According to Ledzian, IT and Security teams are left in the position of trying to understand what Internet-facing resources are used across all departments in the organization. These resources change dynamically, so this is a continuous rather than a one-time effort for those teams.
Asked why it is important to identify these assets, Ledzian argues that security teams can’t protect assets that they don’t know they have.
“As technology dependence only continues to grow, organizations are turning to Attack Surface Management tools to help identify Internet-facing assets and the issues those assets have which pose a risk,” he explained.
Mitigate against the continuing vulnerabilities in 2022
Ledzian says many CISOs might feel tempted to think that they have already mitigated their vulnerabilities. The typical organization over the years has multiple security controls and mitigations 30-50 layers deep providing defence-in-depth. Many of those security controls are applied in both office and work-from-home settings if the employee is working on a corporate laptop.
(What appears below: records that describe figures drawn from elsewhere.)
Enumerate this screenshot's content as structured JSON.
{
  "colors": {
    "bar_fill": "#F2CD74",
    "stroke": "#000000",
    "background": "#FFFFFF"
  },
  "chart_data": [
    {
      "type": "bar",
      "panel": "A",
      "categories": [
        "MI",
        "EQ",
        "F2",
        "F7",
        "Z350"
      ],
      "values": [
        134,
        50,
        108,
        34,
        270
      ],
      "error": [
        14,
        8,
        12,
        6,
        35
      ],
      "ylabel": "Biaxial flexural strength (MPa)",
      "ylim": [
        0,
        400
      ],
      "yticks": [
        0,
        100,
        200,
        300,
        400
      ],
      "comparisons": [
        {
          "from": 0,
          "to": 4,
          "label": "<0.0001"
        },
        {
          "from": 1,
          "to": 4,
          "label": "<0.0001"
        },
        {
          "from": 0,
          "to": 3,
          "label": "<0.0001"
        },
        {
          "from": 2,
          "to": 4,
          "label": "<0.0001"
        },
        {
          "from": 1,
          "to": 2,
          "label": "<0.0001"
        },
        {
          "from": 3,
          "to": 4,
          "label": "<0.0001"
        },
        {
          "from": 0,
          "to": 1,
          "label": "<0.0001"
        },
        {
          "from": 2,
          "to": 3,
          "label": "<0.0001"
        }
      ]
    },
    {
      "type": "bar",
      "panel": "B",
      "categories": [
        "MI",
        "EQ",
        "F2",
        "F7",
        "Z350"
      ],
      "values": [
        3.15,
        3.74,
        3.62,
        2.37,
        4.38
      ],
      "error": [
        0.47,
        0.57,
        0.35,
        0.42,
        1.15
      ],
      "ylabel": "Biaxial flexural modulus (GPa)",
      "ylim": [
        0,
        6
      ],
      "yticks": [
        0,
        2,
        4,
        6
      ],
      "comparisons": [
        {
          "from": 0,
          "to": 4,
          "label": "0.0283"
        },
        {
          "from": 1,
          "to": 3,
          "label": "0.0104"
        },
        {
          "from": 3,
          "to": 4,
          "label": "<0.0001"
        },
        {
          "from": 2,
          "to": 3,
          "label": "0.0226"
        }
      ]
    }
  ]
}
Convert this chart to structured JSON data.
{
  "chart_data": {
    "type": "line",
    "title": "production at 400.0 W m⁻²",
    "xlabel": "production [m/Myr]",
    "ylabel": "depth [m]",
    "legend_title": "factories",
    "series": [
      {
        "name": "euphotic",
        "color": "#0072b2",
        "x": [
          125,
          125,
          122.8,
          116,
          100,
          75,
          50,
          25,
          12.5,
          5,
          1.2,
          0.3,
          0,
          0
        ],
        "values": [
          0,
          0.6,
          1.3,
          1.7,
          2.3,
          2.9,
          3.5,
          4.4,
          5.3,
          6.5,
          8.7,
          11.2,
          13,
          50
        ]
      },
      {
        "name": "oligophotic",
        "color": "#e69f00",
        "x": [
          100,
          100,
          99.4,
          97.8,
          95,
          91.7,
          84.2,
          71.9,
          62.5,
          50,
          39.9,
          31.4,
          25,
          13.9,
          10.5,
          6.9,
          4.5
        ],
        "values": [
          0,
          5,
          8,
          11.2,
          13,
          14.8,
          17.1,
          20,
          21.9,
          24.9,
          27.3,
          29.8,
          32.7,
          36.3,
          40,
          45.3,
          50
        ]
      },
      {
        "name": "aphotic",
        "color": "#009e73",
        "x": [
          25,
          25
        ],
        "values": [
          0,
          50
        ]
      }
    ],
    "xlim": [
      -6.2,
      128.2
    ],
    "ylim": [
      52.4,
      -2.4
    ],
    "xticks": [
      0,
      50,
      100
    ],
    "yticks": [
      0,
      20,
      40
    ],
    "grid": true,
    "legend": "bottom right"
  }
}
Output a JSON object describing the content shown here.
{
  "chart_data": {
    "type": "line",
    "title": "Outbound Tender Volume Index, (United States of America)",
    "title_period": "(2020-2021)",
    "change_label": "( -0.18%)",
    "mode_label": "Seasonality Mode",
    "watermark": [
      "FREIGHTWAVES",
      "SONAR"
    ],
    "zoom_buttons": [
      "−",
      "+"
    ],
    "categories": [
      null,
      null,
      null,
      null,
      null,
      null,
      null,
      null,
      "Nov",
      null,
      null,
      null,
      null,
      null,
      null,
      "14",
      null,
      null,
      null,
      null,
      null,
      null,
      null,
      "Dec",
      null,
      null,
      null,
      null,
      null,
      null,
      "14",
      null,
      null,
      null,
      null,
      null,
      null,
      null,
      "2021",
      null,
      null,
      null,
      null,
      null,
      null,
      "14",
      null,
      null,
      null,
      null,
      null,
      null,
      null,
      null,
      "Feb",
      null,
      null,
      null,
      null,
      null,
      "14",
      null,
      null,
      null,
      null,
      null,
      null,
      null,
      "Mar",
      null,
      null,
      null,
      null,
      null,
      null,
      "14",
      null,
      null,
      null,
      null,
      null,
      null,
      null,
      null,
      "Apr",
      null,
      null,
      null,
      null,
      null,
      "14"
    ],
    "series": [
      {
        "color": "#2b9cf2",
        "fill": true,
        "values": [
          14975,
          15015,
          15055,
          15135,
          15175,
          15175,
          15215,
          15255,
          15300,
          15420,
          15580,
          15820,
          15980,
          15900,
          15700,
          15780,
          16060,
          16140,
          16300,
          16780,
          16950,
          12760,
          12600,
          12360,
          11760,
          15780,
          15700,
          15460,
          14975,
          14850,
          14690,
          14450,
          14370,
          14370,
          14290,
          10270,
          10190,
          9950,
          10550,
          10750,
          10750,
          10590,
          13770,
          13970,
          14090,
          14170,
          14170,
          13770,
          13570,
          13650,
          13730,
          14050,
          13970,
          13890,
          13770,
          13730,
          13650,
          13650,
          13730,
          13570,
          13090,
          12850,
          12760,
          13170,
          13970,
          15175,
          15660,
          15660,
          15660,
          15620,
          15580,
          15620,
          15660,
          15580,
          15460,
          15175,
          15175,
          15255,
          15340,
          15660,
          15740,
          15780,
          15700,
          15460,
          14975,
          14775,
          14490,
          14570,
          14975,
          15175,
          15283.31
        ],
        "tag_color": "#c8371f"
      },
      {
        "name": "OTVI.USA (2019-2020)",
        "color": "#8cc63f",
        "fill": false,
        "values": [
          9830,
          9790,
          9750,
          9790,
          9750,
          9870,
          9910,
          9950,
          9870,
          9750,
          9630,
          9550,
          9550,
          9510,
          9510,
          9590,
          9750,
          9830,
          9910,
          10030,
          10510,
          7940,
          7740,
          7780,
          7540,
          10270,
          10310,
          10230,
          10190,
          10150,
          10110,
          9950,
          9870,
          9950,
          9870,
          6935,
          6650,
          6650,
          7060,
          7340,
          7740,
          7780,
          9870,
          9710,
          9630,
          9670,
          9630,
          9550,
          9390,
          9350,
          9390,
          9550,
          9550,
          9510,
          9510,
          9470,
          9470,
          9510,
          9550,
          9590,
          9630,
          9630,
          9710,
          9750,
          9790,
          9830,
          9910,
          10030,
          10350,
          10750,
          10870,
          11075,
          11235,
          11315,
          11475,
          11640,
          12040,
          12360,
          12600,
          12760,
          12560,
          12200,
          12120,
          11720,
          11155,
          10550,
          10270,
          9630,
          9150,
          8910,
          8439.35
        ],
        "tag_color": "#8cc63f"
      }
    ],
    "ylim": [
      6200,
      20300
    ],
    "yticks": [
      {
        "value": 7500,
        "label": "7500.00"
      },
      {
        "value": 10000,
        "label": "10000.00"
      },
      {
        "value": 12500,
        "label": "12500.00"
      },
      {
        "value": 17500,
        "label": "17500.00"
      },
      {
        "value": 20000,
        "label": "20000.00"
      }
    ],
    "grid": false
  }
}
“At Mandiant, we see a lot of Board of Directors asking CISOs who have already deployed many layers of security “How secure are we?”. CISOs often struggle to answer that question in a quantitative way,” he opines.
According to Ledzian, forward-leaning CISOs are starting to formally quantify the effectiveness of their security controls by validating them against real-world attacks through software automation.
“You can think of security validation almost as a quality assurance function for your defence-in-depth stack,” he posits and adds further: security validation gives CISO’s the capability to answer the question “How secure are we?” and “In which direction is our security posture trending over time?”
The weakest point for businesses in Asia
No surprise that his answer remains humans. “Often, all it takes is for just one employee to click on something they shouldn’t for an intrusion to be successful. User awareness and education are just as important as technical security controls,” Ledzian adds.
He suggests CISOs and organisations ask themselves as they look to create a safer internet experience:
- Does your organization test and train its staff by sending periodic phishing samples?
- Does your organization encourage staff to report phishing messages in an effort to help protect staff which might not be as security or technology-savvy?
- Does your organizations leadership build a culture where cybersecurity is a priority, and promote that priority with annual trainings and events?
“Raising the human resilience to cyberattacks and scams often produces a meaningful positive increase in an organisation's overall security posture,” concludes Ledzian.